Ferrari admire la Chine mais ne se sent pas menacée pour autant
Le directeur marketing de Ferrari salue les progrès des constructeurs chinois, tout en pointant ce qui leur manque encore face eux : l'émotion au volant.
Ferrari observe la Chine de près, et pas seulement pour y vendre des voitures. Emanuele Carando, directeur marketing mondial de la marque au Cheval Cabré, multiplie les allers-retours sur place pour tester ce qui sort des usines locales. Son constat, aussi flatteur que rassurant pour Maranello, tombe alors que la Luce, première Ferrari électrique, vient tout juste de faire ses débuts commerciaux en Chine.
Ferrari admire la Chine mais ne se sent pas menacée
Interrogé sur le niveau atteint par les constructeurs
chinois, Carando ne mâche pas ses compliments. « Nous pensons
qu'ils font des progrès incroyables en matière de performance.

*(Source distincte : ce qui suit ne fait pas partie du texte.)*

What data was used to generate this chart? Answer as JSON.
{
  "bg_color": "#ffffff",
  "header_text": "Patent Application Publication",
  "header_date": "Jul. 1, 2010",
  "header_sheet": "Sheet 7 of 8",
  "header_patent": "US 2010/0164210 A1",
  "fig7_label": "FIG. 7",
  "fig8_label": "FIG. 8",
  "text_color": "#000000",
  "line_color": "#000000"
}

Je pense qu'ils sont encore un peu en retard sur l'émotion
de conduite ».
Une nuance qu'il détaille sans détour venant de Ferrari : «
Développer une voiture rapide en ligne droite n'a rien de
compliqué. Développer une voiture d'une précision absolue à
l'entrée d'une courbe, qui reste plate, qui ne tangue pas, qui ne
roule pas, et qui donne confiance et émotion... C'est ce que nous
essayons de faire. On sait qu'on conduit une Ferrari pas seulement
quand on roule vite ».
Une façon assumée de rappeler que la marque italienne ne joue pas
seulement sur les chiffres bruts. Mais aussi sur un
ressenti au volant qu'elle considère comme sa signature.
Le discours se veut confiant, mais les actes racontent une autre
histoire : une Xiaomi SU7 Ultra a été repérée du côté de
Maranello. Y compris jusque dans l'enceinte du siège
de Ferrari, alimentant les spéculations sur son usage comme élément
de comparaison pour la Luce.
La SU7 Ultra de Xiaomi, benchmark malgré tout
La berline chinoise n'a rien d’anecdotique.
Elle détient la référence de la voiture électrique de série
la plus rapide au
Nürburgring, avec un tour en 6 min 22 s, grâce à ses
trois moteurs cumulant 1.548 chevaux et un 0 à 100 km/h expédié en
un peu moins de 2 secondes.
Carando ne s'en cache d'ailleurs pas : Ferrari a toujours
quelque chose à apprendre en étudiant de près les voitures de la
concurrence. Aussi lointaine géographiquement
soit-elle.
Le compliment le plus marquant reste sans doute celui-ci.
Carando décrit les productions
chinoises comme d'« incroyables bijoux ». Saluant
ainsi leur niveau de confort, leurs équipements et leur avance
technologique. Mais il tempère aussitôt en estimant qu'elles
restent, à ses yeux, des voitures « plutôt consommables ».
Une pique à peine voilée sur la durabilité et la capacité de ces
modèles à traverser les décennies. Par opposition à la
philosophie de Ferrari où chaque voiture est pensée pour vieillir en collection
plutôt qu'en produit du quotidien.
Ce discours confiant intervient alors que la Ferrari
Luce, premier modèle électrique
et première cinq-places de l'histoire de la marque, vient de
trouver preneur pour ses 88 premiers exemplaires chinois.
Tous vendus autour de 586.600 dollars et écoulés
instantanément malgré un accueil esthétique très partagé.
Certains collectionneurs allant même jusqu'à qualifier son design
d'aberration.
De quoi nuancer, peut-être, la sérénité affichée par
Ferrari. La marque garde un œil attentif sur la Chine,
quitte à s'en inspirer discrètement pour préparer la suite.